Publication year - 2021
Publication title -
chemmedchem
Language(s) - English
Resource type - Journals
SCImago Journal Rank - 0.817
H-Index - 100
eISSN - 1860-7187
pISSN - 1860-7179
DOI - 10.1002/cmdc.202000598
Subject(s) - aedes aegypti , chikungunya , aedes , biology , zika virus , dengue fever , yellow fever , arbovirus , toxicology , dengue virus , vector (molecular biology) , mosquito control , larva , virology , pharmacology , virus , malaria , ecology , immunology , genetics , gene , recombinant dna
Zika virus (ZIKV), dengue fever (DENV) and chikungunya (CHIKV) are arboviruses that are spread to humans from the bite of an infected adult female Aedes aegypti mosquito. As there are no effective vaccines or therapeutics for these diseases, the primary strategy for controlling the spread of these viruses is to prevent the mosquito from biting humans through the use of insecticides. Unfortunately, the commonly used classes of insecticides have seen a significant increase in resistance, thus complicating control efforts. Inhibiting the renal inward rectifier potassium (Kir) channel of the mosquito vector Aedes aegypti has been shown to be a promising target for the development of novel mosquitocides.
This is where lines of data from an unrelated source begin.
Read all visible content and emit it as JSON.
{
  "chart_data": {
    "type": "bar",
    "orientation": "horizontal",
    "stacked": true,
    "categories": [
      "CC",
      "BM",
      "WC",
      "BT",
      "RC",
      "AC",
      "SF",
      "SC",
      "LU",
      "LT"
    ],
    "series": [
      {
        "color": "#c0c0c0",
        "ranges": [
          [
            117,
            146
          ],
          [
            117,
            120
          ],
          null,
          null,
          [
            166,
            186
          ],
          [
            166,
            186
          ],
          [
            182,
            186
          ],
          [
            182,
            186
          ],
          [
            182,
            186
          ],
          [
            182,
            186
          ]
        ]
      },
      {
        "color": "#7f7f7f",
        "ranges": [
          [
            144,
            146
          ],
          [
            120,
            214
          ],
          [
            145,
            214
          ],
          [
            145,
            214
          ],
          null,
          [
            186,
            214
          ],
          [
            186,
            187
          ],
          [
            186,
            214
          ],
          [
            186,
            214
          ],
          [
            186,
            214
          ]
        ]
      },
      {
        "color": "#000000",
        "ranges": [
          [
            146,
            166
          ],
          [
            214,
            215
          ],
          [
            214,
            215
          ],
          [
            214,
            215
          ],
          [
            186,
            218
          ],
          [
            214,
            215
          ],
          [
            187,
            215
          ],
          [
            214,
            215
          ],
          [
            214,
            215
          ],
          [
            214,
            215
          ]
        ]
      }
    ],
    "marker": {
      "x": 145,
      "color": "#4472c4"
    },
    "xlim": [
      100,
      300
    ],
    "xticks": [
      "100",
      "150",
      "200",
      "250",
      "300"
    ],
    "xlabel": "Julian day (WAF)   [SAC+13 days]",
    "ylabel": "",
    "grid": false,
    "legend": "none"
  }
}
We have shown that Kir1 channels play key roles in mosquito diuresis, hemolymph potassium homeostasis, flight, and reproduction. Previous work from our laboratories identified a novel (phenylsulfonyl)piperazine scaffold as potent Ae Kir channel inhibitors with activity against both adult and larval mosquitoes. Herein, we report further SAR work around this scaffold and have identified additional compounds with improved in vitro potency and mosquito larvae toxicity.